Exemplos notáveis ​​de Medieval Stasis

Lembrem-se: Medieval Statis é a norma da maioria dos mundos de fantasia, então não será possível listar todos os exemplos aqui, ou vamos ficar o dia todo fazendo isso, vamos listar os mais conhecidos.

  • O Senhor dos Anéis: Tolkien foi um naturalista que não gostava muito de industrialização, (tendo embora vivido a Primeira Guerra Mundial, guerra altamente industrializada) de modo que os heróis de suas histórias preferidas, mostram alguns anacronismos como relógios e fósforos. É claro que, ao contrário da maioria dos escritores que ele inspirou, Tolkien tinha quinhentas páginas de fundo explicando por que (ou seja, porque a Terra-média estava num estado de declínio devido à devastação do Morgoth e Sauron, o declínio gradual dos elfos em Dúnedain após a Queda de Númenor e muito de sua tecnologia foi dada a eles pelos Valar em vez de terem inventada eles mesmos) por isso é muito mais desculpável.

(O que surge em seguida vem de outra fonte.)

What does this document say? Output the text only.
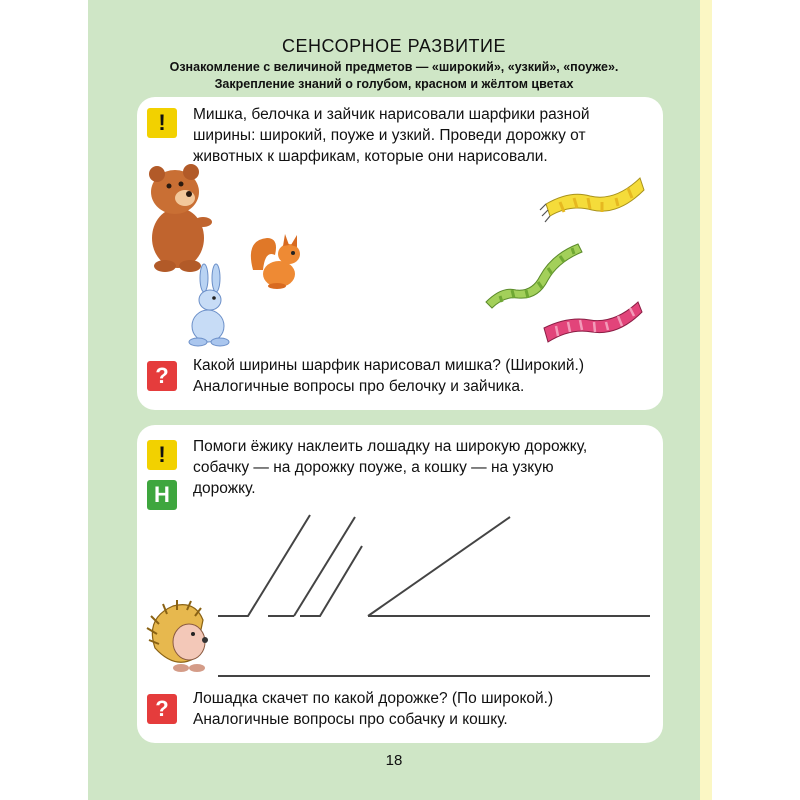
СЕНСОРНОЕ РАЗВИТИЕ
Ознакомление с величиной предметов — «широкий», «узкий», «поуже».
Закрепление знаний о голубом, красном и жёлтом цветах
!	Мишка, белочка и зайчик нарисовали шарфики разной
ширины: широкий, поуже и узкий. Проведи дорожку от
животных к шарфикам, которые они нарисовали.
?	Какой ширины шарфик нарисовал мишка? (Широкий.)
Аналогичные вопросы про белочку и зайчика.
!
Н
Помоги ёжику наклеить лошадку на широкую дорожку,
собачку — на дорожку поуже, а кошку — на узкую
дорожку.
?	Лошадка скачет по какой дорожке? (По широкой.)
Аналогичные вопросы про собачку и кошку.
18
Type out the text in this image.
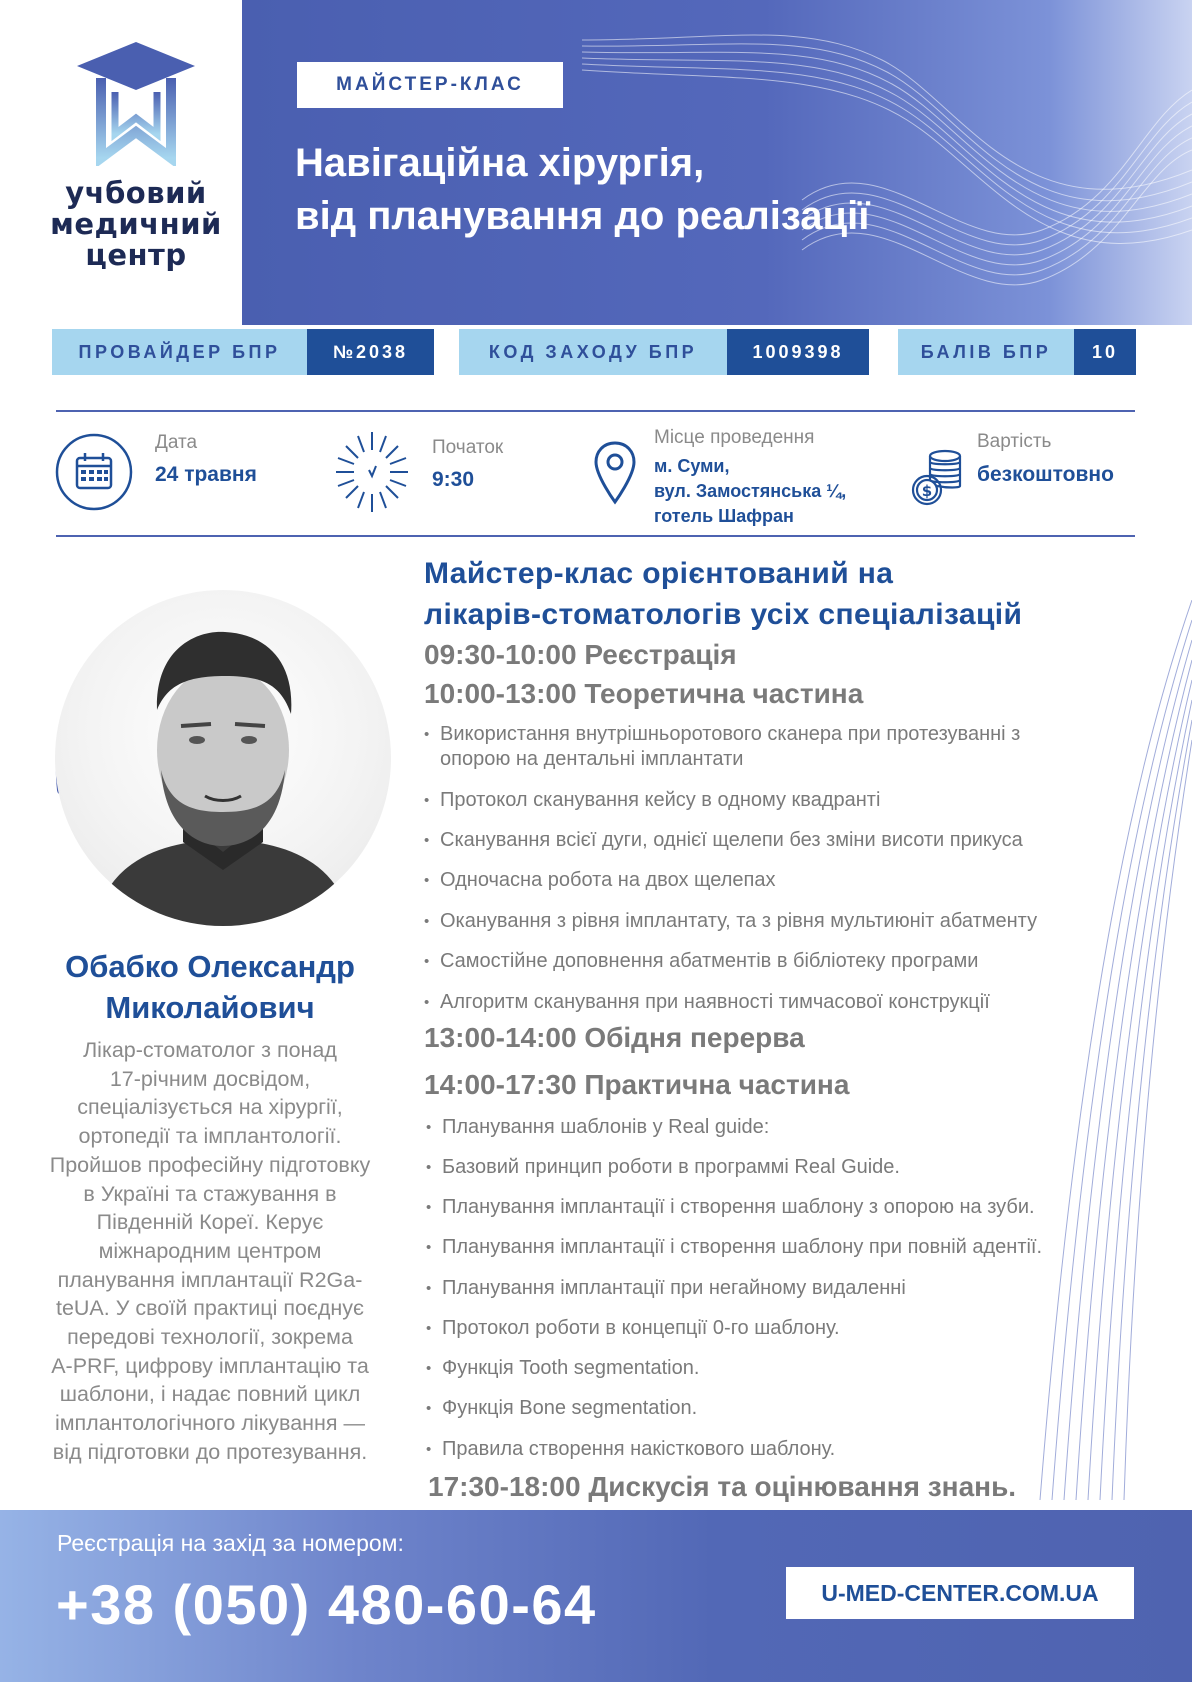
учбовий
медичний
центр
МАЙСТЕР-КЛАС
Навігаційна хірургія,
від планування до реалізації
ПРОВАЙДЕР БПР	№2038	КОД ЗАХОДУ БПР	1009398	БАЛІВ БПР	10
Дата
24 травня
Початок
9:30
Місце проведення
м. Суми,
вул. Замостянська ¼,
готель Шафран
$
Вартість
безкоштовно
Обабко Олександр
Миколайович
Лікар-стоматолог з понад
17-річним досвідом,
спеціалізується на хірургії,
ортопедії та імплантології.
Пройшов професійну підготовку
в Україні та стажування в
Південній Кореї. Керує
міжнародним центром
планування імплантації R2Ga-
teUA. У своїй практиці поєднує
передові технології, зокрема
A-PRF, цифрову імплантацію та
шаблони, і надає повний цикл
імплантологічного лікування —
від підготовки до протезування.
Майстер-клас орієнтований на
лікарів-стоматологів усіх спеціалізацій
09:30-10:00 Реєстрація
10:00-13:00 Теоретична частина
• Використання внутрішньоротового сканера при протезуванні з
опорою на дентальні імплантати
• Протокол сканування кейсу в одному квадранті
• Сканування всієї дуги, однієї щелепи без зміни висоти прикуса
• Одночасна робота на двох щелепах
• Оканування з рівня імплантату, та з рівня мультиюніт абатменту
• Самостійне доповнення абатментів в бібліотеку програми
• Алгоритм сканування при наявності тимчасової конструкції
13:00-14:00 Обідня перерва
14:00-17:30 Практична частина
• Планування шаблонів у Real guide:
• Базовий принцип роботи в программі Real Guide.
• Планування імплантації і створення шаблону з опорою на зуби.
• Планування імплантації і створення шаблону при повній адентії.
• Планування імплантації при негайному видаленні
• Протокол роботи в концепції 0-го шаблону.
• Функція Tooth segmentation.
• Функція Bone segmentation.
• Правила створення накісткового шаблону.
17:30-18:00 Дискусія та оцінювання знань.
Реєстрація на захід за номером:
+38 (050) 480-60-64	U-MED-CENTER.COM.UA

  • A Song of Ice and Fire: Um exemplo realmente notável, não só porque tem tudo sido bastante estável durante milhares de anos até que o Great Fuckening ocorreu, e algumas famílias individuais perderam suas terras que lhes pertenciam a gerações. Dito isto, deve-se notar que parte da história de pano de fundo envolve os Primeiros Homens (Idade do Bronze) derrotarem os Filhos da Floresta (Idade da Pedra), que foram eles mesmos conquistados pelos invasores Ândalos (Idade do Ferro), mas nas Ilhas de Ferro e do Norte (que se adaptaram e adotaram a tecnologia de seus conquistadores) e os registros dos tempos antigos são no mínimo instáveis, cheia de relatos míticos e muitos dos meistres dizem acreditar que estes eventos aconteceram ao longo de um período de tempo mais curto.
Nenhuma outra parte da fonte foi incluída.